Smotrom tvoja pa ander drogoj verden! Resurrecting Dead Pidgin with Generative Models: Russenorsk Case Study
This work addresses the linguistic analysis and reconstruction of a dead pidgin language for historical and academic purposes, representing an incremental application of existing methods to new data.
The paper tackled the analysis of the extinct Russenorsk pidgin language by constructing a structured dictionary from surviving sources and using large language models to generate hypotheses about its word formation and grammar, then developed a translation agent to reconstruct hypothetical Russenorsk texts from modern Russian and Norwegian.
Russenorsk, a pidgin language historically used in trade interactions between Russian and Norwegian speakers, represents a unique linguistic phenomenon. In this paper, we attempt to analyze its lexicon using modern large language models (LLMs), based on surviving literary sources.

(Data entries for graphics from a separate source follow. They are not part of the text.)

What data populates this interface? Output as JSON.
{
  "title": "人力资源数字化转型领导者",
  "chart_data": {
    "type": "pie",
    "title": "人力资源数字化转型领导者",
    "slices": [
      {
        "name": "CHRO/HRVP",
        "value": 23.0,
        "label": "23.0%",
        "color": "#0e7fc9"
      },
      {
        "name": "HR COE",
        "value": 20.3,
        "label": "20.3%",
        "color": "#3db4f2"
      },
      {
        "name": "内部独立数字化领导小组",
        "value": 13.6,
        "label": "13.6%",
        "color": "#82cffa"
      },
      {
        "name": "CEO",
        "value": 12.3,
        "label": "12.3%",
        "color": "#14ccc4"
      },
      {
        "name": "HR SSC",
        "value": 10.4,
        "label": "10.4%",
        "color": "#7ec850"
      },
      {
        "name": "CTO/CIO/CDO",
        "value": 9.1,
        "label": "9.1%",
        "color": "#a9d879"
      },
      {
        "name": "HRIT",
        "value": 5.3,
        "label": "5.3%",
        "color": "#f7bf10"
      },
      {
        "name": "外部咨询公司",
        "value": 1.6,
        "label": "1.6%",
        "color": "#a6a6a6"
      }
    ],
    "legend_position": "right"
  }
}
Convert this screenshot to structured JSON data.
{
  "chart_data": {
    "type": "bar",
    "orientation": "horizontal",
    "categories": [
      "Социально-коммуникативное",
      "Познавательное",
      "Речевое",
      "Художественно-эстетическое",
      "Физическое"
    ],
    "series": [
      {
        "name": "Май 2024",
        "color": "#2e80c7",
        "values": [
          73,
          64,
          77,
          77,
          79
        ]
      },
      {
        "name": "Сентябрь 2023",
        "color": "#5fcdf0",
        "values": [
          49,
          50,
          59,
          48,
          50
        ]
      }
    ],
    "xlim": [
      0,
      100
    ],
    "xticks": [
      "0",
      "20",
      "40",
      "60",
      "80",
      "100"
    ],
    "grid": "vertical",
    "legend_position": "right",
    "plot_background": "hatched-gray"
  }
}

We construct a structured dictionary of the language, grouped by synonyms and word origins. Subsequently, we use this dictionary to formulate hypotheses about the core principles of word formation and grammatical structure in Russenorsk and show which hypotheses generated by large language models correspond to the hypotheses previously proposed ones in the academic literature. We also develop a "reconstruction" translation agent that generates hypothetical Russenorsk renderings of contemporary Russian and Norwegian texts.